Uzmanlardan İzmir'de Uyarı: Gizli açlık yavaş yavaş yaklaşıyor
İzmir Büyükşehir Belediyesi İzmir Planlama Ajansı (İZPA) tarafından 'Nasıl Bir İzmir' panel serisinin ikinci toplantısı, 'Gıda ve Tarım' teması ile gerçekleşti.
İzmir Büyükşehir Belediyesi İzmir Planlama Ajansı (İZPA) tarafından şehrin uzun vadeli hedefleri ve stratejileri doğrultusunda hazırlanan İzmir Vizyon 2074 Çerçeve Belgesi çalışmaları çerçevesindeki “Nasıl Bir İzmir” panel serisinin ikinci toplantısı, “Gıda ve Tarım” teması ile gerçekleşti.

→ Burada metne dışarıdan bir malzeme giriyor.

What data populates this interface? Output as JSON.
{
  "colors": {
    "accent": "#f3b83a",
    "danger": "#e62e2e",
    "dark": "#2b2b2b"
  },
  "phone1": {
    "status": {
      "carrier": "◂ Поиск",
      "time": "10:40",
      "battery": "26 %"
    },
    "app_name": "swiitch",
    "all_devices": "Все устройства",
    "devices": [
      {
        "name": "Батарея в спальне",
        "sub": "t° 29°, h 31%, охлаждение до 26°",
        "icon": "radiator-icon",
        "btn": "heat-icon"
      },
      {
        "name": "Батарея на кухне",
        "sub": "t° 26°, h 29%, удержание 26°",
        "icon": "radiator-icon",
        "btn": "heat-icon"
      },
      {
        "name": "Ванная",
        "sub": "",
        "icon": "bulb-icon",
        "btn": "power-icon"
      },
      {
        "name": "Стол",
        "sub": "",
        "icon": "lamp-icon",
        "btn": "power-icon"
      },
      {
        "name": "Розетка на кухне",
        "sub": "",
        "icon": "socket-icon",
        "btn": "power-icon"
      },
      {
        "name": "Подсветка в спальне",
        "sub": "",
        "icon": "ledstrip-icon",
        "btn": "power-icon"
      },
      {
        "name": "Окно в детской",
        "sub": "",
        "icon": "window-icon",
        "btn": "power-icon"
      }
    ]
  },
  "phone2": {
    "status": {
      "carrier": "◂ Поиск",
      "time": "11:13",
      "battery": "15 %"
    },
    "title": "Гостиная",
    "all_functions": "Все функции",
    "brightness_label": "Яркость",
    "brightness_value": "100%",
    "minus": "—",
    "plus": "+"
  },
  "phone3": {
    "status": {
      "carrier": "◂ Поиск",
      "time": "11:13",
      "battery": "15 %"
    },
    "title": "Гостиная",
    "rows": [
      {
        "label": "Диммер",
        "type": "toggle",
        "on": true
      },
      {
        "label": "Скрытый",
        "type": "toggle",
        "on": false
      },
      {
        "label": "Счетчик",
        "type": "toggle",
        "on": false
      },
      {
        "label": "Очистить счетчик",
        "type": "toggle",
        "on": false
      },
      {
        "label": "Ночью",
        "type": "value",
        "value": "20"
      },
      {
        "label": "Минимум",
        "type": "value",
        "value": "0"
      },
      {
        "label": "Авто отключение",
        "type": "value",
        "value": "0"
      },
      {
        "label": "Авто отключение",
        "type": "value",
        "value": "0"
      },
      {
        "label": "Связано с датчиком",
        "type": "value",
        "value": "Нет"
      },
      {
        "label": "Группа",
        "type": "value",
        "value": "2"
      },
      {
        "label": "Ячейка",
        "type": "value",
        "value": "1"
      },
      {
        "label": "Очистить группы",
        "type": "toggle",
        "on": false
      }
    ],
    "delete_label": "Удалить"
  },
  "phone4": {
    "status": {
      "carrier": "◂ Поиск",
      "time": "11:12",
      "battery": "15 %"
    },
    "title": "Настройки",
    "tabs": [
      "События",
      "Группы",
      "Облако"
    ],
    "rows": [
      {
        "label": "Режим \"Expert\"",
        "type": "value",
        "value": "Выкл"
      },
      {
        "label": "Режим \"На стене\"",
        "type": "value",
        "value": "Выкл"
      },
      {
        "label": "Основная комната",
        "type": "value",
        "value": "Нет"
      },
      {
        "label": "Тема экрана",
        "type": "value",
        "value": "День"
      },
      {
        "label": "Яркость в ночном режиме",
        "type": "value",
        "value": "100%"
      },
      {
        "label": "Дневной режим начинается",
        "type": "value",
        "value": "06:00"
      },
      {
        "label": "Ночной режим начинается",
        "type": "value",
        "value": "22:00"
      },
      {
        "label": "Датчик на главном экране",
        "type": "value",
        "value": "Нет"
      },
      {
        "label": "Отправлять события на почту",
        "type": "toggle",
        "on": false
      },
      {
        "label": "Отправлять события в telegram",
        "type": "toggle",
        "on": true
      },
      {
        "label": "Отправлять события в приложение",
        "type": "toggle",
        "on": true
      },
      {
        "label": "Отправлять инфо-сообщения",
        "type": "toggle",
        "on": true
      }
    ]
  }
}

İzmir Büyükşehir Belediyesi İzmir Planlama Ajansı (İZPA) tarafından yürütülen İzmir Vizyon 2074 Çerçeve Belgesi için “Nasıl Bir İzmir” panel serisi devam etmekte. Toplamda 8 panel ve 8 atölye çalışması içeren ve Doç. Dr. Murad Tiryakioğlu'nun moderatörlüğünde yapılan bu serinin ikinci etkinliği İzQ İnovasyon Merkezi'nde düzenlendi. Panelde, birçok yurttaşın yanı sıra belediyeler, meslek odaları ve üniversitelerden temsilciler de izleyici olarak yer aldı.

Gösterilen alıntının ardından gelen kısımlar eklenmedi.